My mother’s side of the family came from the lesser-known region of Yunlin in Taiwan and the whole family moved to Taipei during childhood. My father’s side of the family are from Hong Kong, lineage can be traced back to Xiqiao, Guangdong. Hong Kong is home for me, it is where I was born, grew up and partly spent my schooling year there.
What does home taste like?
The home of Mama Chen’s cooking is predominantly Cantonese homage to laborious double boiled soup, simple steamed fish with ginger and spring onion, silky poached chicken, cloud like steamed egg, stir fried greens. Congee was a frequent guest on the table during the poorly days.
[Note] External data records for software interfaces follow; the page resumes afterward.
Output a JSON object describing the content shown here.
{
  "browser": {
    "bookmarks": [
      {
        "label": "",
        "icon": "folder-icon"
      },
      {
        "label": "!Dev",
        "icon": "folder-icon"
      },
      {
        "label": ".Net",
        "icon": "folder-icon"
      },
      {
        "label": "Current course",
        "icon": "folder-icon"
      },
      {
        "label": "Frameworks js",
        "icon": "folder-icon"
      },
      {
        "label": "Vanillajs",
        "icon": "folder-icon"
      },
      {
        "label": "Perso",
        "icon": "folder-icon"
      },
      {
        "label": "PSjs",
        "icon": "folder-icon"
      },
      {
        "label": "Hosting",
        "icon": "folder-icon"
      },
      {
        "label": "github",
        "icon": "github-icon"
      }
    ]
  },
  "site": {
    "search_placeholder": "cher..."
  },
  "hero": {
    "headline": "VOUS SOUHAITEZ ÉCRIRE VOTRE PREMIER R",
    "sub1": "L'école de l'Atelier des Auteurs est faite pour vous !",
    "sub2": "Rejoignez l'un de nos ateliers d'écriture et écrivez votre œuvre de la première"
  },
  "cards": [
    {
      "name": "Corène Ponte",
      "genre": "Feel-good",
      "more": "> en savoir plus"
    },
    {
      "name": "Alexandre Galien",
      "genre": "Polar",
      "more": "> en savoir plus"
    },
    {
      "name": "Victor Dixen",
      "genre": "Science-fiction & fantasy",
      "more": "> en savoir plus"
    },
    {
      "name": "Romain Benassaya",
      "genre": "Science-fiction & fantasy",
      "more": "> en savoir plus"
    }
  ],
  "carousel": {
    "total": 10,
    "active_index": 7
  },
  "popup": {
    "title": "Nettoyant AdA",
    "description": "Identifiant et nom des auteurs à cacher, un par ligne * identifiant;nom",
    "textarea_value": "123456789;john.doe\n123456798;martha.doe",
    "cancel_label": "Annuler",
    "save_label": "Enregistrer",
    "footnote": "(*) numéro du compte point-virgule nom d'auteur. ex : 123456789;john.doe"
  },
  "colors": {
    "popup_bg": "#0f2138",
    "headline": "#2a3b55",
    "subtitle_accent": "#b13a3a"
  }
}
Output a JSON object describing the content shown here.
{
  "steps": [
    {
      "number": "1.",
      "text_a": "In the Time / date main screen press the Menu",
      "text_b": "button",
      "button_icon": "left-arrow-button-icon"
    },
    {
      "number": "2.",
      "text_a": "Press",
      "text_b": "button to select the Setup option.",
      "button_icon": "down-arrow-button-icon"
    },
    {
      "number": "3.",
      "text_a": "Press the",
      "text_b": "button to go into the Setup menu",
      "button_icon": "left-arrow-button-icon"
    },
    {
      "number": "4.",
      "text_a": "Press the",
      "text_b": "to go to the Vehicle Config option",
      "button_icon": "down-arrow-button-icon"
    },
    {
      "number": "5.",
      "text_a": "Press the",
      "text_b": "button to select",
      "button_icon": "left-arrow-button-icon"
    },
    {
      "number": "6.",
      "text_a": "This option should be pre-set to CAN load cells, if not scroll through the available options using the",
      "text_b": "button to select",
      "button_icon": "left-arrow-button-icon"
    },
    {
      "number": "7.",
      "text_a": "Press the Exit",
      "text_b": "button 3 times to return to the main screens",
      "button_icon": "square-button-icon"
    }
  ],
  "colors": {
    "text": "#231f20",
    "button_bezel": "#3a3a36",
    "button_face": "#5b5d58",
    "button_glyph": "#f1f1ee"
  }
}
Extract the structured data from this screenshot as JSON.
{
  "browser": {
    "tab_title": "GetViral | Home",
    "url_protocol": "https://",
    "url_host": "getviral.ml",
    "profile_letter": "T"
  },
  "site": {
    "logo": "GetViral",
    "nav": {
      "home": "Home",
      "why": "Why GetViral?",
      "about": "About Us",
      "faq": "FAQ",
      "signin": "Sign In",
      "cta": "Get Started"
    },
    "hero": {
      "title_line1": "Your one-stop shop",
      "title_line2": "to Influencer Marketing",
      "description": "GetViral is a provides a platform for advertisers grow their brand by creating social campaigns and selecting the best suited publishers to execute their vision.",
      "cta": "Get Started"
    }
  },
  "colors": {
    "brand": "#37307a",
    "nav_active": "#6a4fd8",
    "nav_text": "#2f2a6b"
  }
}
Did you learn to cook back home?
I always observed the kitchen as a kid, but never took too much interest in eating food. It wasn’t until going to university, where cooking and baking became a passion. The smile on the faces of dinner parties brought me joy and invaluable experiences.
For Mama Chen, she didn't have much of a chance of being in the kitchen as a kid. Only when the family started growing bigger, the kitchen became a necessity. Interest in cooking grew after moving to Hong Kong from Taipei, especially when the kids were at school with the daytime television broadcasting the famous Lisa Fong’s cookery shows which developed the passion in creating more delicious food for the family.
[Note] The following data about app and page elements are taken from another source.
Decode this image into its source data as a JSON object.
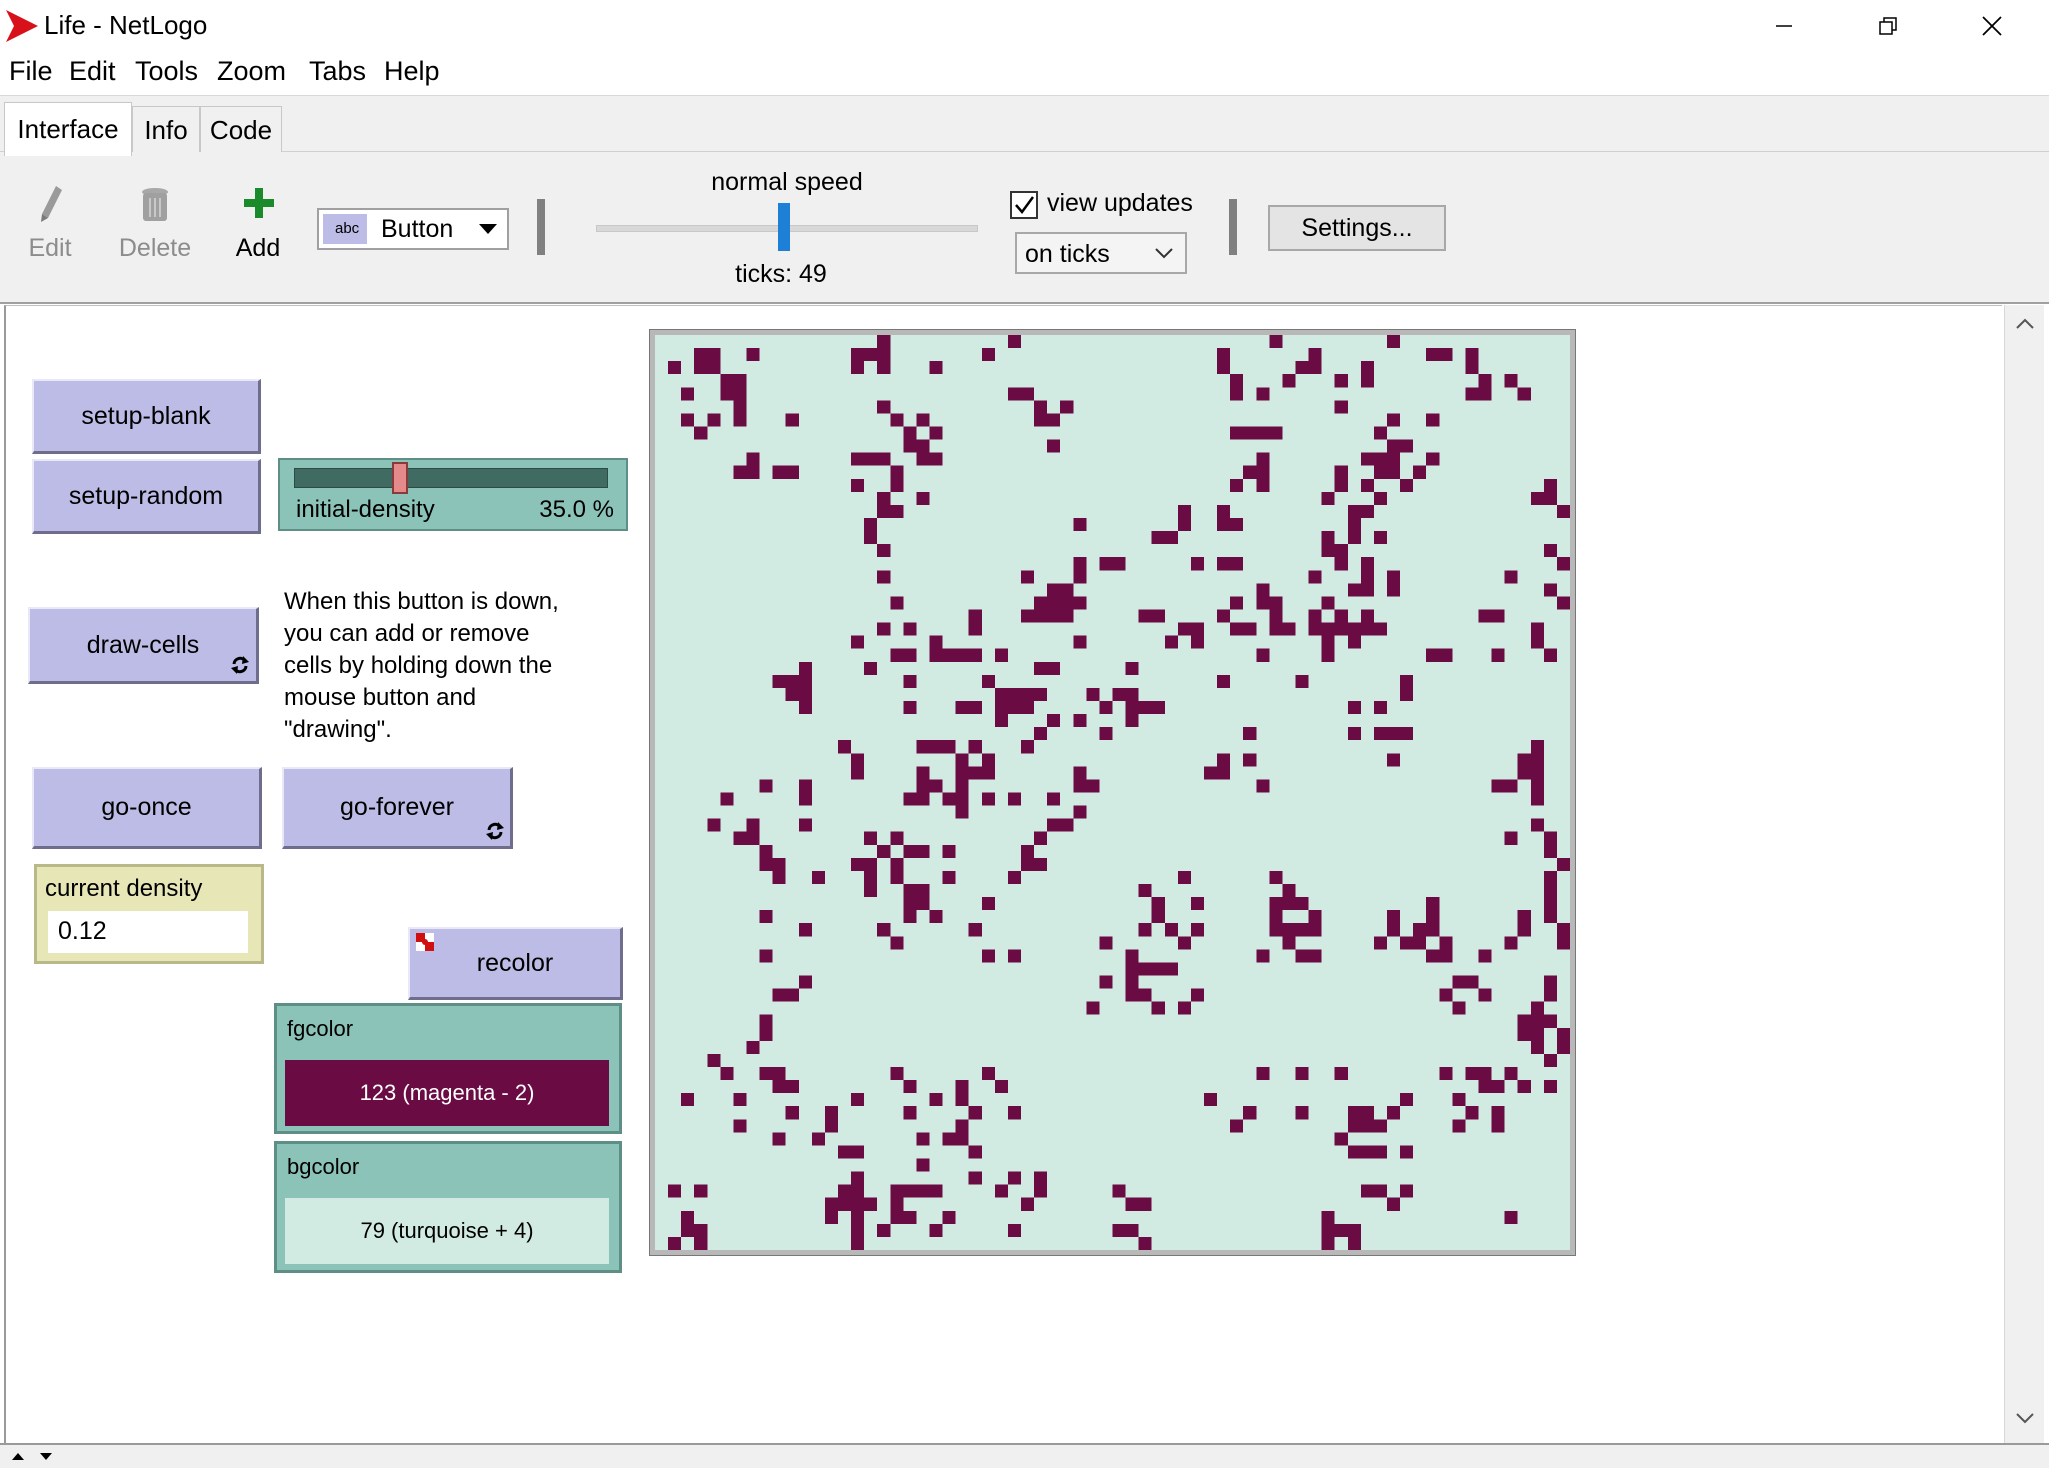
{
  "window": {
    "title": "Life - NetLogo",
    "controls": [
      "minimize",
      "restore",
      "close"
    ]
  },
  "menu": [
    "File",
    "Edit",
    "Tools",
    "Zoom",
    "Tabs",
    "Help"
  ],
  "tabs": [
    {
      "label": "Interface",
      "active": true
    },
    {
      "label": "Info",
      "active": false
    },
    {
      "label": "Code",
      "active": false
    }
  ],
  "toolbar": {
    "edit_label": "Edit",
    "delete_label": "Delete",
    "add_label": "Add",
    "widget_type": "Button",
    "widget_type_icon": "abc",
    "speed_label": "normal speed",
    "speed_fraction": 0.5,
    "ticks_label": "ticks: 49",
    "view_updates_label": "view updates",
    "view_updates_checked": true,
    "update_mode": "on ticks",
    "settings_label": "Settings..."
  },
  "widgets": {
    "setup_blank": "setup-blank",
    "setup_random": "setup-random",
    "slider": {
      "name": "initial-density",
      "value": "35.0 %",
      "fraction": 0.35
    },
    "draw_cells": "draw-cells",
    "note": "When this button is down, you can add or remove cells by holding down the mouse button and \"drawing\".",
    "go_once": "go-once",
    "go_forever": "go-forever",
    "monitor": {
      "label": "current density",
      "value": "0.12"
    },
    "recolor": "recolor",
    "fgcolor": {
      "label": "fgcolor",
      "value": "123 (magenta - 2)",
      "color": "#6b0b43"
    },
    "bgcolor": {
      "label": "bgcolor",
      "value": "79 (turquoise + 4)",
      "color": "#d2ebe2"
    }
  },
  "world": {
    "grid_size": 70,
    "cell_color": "#6b0b43",
    "background_color": "#d2ebe2"
  },
  "colors": {
    "button": "#bcbce6",
    "slider": "#8cc3b8",
    "monitor": "#e6e6b6",
    "speed_thumb": "#1e7fd6",
    "add_icon": "#1a8a2a"
  }
}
What motivated you to make Mama Chen's kitchen?
Mama Chen’s kitchen was created when the demand of festivative dishes grew beyond just family and friends. Especially with the pandemic, people were not able to go back to their homeland thus we wanted to recreate the taste of home even when away from home and to carry on the Chinese culture.
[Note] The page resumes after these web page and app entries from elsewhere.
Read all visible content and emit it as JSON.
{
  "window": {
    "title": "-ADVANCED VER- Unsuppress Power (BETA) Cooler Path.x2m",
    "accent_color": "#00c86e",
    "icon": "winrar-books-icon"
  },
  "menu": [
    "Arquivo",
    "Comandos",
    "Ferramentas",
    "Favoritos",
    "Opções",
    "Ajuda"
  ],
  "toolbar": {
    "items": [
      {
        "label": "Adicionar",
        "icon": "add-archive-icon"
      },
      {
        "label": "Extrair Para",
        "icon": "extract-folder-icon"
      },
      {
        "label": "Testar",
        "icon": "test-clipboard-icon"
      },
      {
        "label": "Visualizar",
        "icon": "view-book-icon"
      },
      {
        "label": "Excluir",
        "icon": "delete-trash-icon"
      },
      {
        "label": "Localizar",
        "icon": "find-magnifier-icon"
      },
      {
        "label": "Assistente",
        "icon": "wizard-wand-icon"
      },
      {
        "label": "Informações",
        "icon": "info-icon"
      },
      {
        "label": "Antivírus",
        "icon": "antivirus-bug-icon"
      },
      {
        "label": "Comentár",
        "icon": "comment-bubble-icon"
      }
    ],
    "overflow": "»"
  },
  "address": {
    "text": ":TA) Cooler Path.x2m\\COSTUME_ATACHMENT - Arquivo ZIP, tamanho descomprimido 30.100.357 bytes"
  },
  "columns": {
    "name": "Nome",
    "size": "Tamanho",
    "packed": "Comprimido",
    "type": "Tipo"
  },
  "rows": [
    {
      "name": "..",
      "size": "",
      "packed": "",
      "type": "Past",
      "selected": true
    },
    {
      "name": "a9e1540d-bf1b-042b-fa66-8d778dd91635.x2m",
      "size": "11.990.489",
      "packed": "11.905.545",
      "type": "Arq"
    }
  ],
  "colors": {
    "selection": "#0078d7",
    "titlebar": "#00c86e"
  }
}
Tell us more about this experience of working with mom/daughter
As a team of mother and daughter, this has brought the relationship closer. It was a fun experience learning from my mother, in a way we have gotten to know each other more as I haven’t lived with the family for such a long extensive period for a long long time.
Has being delivery-based influenced the way you cook?
Yes, for developmental and research purposes it has. Convenience and accessibility are what we crave for during busy hours, meal prepping became very handy. Otherwise we are always on the trial of new dishes.
Your instagram is very interesting, the posts are like a menu. One can see both illustrations and photos of the dish.
Mama Chen’s Kitchen is about the traditional Chinese delicacies and festivals, through the illustrations and calligraphy we wanted to stay in focus in the integrity of Chinese culture by staying in the old school era.
Who is your audience? Is it mainly the Asian population or are there also UK/western buyers?
Even though we are trying to introduce ourselves to the world, the majority of the audiences have been from Asia.
What are your future plans with this IG kitchen? Will you move it off-line?
Future plan is to expand the kitchen and to set up a production line, maybe one day you can find us on the shelves of the British supermarkets.
What's in your fridge?
A lot of jars and bottles of sauces from around the world. Meal prep of a lot Korean style banchan small dishes to last throughout the busy week ahead.
What is the most important cooking ingredient?
A good quality soy sauce, the secret behind all Chinese cooking.
Secret cooking tips! - how to make perfect savoury zongzi?
Make sure to over season the food, whenever making a big batch of food it is very easy to hold back on the seasoning and thus the food ends up being bland.
Your favourite Chinese restaurants in the UK?
Park Chinios in Mayfair, they have a few luxurious classic Cantonese dishes that cannot be found anywhere else in the British isles. Their dim sum is also a top notch in the UK, in fact one of the best. Dim sum is in the soul of every Cantonese person, with the “one bowl with two pieces” term imprinted into our Hong Kong tea culture.